Things to Do in Fort Wayne and Beyond

I, Wombat / Cry Like A Man

D.M. Jones

Whatzup Features Writer

Published March 15, 2012

Heads Up! This article is 11 years old.

They’re back and they mean business: body-blow riffs, thunderous drums, killer momentum and hooks big enough to catch marlin. Cry Like a Man is I, Wombat 2.0. And, it packs a wallop — with a smile on its face, of course.  When you call your opening salvo “The Vest Has Sleeves,” then proceed to combine a steamroller rock-out with several winks and nods, then you (and by “you” I mean I, Wombat) are definitely onto something. “Sorry About Your Luck” sprints along atop a burbling bassline and, no kidding, a bit of a prog vibe here and there. Throughout Cry Like a Man, you can visualize singer/guitarist Chad Fry leaning into the microphone, almost physically pushing his way out of the speakers. It’s easy to imagine these guys holding their own on bigger stages; their sonics and energy can’t be denied. 

While the overall whole of Cry Like a Man is definitely uptempo, the boys manage to sneak in several surprises and changeups. “Behind the Sun” actually kicks off with some tasty slide guitar and settles into an almost classic-rock soulful groove. If you intend to go to an I, Wombat show soon (and you certainly should), be sure to install that lighter app on your phone and prepare to wave it high during this crowd pleaser. 

The tempo soon ratchets up and the hard rocking continues on “Give It Up,” fueled by a Foo Fighters-approved chorus. One point to make here: I, Wombat don’t fall into an easy-to-define category. They’re just as much about rip-snorting rawk as they are about memorable hooks. They have their out-and-out metal moments, but they always manage to keep grins from turning into grimaces. That’s not to say they’re a “funny” band, but they pull off what so few bands can do by simultaneously conveying toughness, raw power and a sense of fun. Hell, “Homemade Johnny” veers between Blackfoot corn stompin’ and Mudhoney abandon — and even shows off not only a killer guitar solo from Lou Cucinelli but gives bassist Darren Monroe his own four-string spotlight moment. 

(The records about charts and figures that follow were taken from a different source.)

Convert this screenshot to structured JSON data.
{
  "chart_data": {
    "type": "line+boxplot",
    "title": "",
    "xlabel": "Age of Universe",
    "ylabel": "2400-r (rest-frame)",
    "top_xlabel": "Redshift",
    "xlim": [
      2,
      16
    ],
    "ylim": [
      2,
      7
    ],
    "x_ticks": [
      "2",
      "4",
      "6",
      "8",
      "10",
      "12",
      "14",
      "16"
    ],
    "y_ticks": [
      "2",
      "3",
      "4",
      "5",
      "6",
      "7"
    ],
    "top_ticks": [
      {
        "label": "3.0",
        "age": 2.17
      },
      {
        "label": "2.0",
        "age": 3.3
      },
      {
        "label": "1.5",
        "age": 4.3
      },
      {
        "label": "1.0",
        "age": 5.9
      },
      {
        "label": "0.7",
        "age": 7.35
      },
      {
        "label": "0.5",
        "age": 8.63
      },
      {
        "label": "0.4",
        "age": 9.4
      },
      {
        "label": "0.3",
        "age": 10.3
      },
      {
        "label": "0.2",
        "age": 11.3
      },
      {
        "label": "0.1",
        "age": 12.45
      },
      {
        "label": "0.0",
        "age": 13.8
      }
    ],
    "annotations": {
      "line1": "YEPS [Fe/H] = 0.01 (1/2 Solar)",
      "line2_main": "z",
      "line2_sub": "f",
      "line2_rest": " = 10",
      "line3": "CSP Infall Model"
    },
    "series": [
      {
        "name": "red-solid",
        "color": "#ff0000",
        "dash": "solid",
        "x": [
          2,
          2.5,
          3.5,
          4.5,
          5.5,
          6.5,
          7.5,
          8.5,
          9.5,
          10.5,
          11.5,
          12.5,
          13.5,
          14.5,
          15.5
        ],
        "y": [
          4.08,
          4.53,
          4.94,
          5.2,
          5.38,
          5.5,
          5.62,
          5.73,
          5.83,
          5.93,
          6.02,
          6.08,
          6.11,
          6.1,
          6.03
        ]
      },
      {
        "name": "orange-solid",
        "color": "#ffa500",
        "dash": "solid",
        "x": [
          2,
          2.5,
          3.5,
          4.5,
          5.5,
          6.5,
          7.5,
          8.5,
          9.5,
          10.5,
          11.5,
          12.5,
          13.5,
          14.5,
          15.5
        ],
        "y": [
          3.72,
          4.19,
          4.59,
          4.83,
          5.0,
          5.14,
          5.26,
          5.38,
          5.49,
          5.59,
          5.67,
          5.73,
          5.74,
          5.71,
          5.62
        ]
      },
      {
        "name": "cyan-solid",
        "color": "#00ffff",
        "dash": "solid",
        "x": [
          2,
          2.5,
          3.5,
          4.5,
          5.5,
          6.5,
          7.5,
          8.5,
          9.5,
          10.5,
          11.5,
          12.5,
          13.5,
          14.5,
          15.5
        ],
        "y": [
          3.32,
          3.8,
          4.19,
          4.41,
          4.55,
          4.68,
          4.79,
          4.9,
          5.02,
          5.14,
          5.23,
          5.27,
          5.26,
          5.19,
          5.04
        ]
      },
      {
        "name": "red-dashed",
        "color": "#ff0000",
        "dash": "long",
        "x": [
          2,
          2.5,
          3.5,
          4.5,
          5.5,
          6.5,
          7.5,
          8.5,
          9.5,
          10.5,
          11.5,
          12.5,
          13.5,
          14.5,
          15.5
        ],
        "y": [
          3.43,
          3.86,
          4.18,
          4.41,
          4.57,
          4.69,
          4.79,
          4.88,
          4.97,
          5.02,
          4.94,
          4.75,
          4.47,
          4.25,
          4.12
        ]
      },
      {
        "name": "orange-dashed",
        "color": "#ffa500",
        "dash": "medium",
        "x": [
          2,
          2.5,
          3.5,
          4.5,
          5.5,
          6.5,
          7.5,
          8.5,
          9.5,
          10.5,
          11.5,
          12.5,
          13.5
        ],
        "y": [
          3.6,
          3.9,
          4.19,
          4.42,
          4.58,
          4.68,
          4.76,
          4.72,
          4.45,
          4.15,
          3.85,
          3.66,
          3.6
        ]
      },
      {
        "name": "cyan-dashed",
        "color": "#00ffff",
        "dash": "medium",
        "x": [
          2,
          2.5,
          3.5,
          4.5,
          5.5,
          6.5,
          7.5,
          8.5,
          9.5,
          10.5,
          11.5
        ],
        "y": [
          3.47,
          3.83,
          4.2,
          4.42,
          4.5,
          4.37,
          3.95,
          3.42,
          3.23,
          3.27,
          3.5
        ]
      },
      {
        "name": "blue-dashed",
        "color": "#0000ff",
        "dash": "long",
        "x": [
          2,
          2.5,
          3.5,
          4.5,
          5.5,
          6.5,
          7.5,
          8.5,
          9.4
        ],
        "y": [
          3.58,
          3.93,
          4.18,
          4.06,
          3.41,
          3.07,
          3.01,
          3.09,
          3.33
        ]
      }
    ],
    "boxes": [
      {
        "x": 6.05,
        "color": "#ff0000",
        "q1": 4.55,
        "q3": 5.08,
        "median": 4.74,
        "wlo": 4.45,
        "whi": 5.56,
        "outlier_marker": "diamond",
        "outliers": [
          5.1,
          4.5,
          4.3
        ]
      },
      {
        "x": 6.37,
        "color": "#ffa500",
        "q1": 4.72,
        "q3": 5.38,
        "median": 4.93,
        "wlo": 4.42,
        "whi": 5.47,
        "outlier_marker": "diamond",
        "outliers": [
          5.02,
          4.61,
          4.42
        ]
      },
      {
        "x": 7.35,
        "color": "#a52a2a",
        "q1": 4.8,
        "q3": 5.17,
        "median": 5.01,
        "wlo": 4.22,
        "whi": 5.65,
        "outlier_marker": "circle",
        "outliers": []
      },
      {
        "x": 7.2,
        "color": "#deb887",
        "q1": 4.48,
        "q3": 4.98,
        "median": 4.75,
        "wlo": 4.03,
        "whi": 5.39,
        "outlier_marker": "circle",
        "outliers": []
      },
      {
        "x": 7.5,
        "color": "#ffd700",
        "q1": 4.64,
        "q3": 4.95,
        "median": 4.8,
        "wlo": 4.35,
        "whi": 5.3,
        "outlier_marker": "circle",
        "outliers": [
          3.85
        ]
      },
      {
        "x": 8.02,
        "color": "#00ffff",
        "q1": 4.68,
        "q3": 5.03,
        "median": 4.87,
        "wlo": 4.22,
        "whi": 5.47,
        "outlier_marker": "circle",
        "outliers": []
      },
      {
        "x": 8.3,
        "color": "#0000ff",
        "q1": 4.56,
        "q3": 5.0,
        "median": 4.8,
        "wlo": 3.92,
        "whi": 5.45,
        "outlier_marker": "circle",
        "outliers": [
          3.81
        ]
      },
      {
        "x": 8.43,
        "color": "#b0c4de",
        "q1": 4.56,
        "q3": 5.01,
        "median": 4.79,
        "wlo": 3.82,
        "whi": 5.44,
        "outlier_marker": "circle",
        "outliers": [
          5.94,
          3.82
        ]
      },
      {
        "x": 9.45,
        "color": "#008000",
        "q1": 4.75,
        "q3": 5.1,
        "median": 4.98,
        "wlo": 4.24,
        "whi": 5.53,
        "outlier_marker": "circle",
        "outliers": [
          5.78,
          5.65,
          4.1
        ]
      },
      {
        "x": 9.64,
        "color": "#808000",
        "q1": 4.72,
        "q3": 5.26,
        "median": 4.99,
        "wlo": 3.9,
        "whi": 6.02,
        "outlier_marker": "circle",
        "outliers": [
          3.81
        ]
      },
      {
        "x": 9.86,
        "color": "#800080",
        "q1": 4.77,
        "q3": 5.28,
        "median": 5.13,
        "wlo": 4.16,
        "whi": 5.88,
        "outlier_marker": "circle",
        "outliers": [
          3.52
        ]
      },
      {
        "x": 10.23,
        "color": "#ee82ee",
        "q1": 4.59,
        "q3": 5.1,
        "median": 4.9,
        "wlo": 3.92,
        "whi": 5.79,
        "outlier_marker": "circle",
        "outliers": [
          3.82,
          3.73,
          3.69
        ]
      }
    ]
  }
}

Understated and wound tight at first, then exploding into what we shall now refer to as “vintage Wombat,” the fabulously titled “In Loving Memory of Chrissy Snow” could be a long-lost nephew of a vintage Naked Raygun tune. Fry playfully rolls “All that ego’s gonna eat your head / All this libido’s gonna break your bed” off his tongue; then the fireworks kick in. You don’t have to be a True Rock Fan to appreciate this; just turn it up and instinct will do the rest. 

Want a little respite after all that jumpin’ and sweatin’? Stick around for “Saint Louis” which slows things down – for a while, anyway. By album’s end, the attentive listener is left both tuckered out and psyched to head back in for another round. Cry Like a Man is the sound of a band firing on all cylinders — and enjoying the drive. 

Catch I, Wombat live on March 23 at CS3, where they’ll debut Cry Like a Man in all its glory.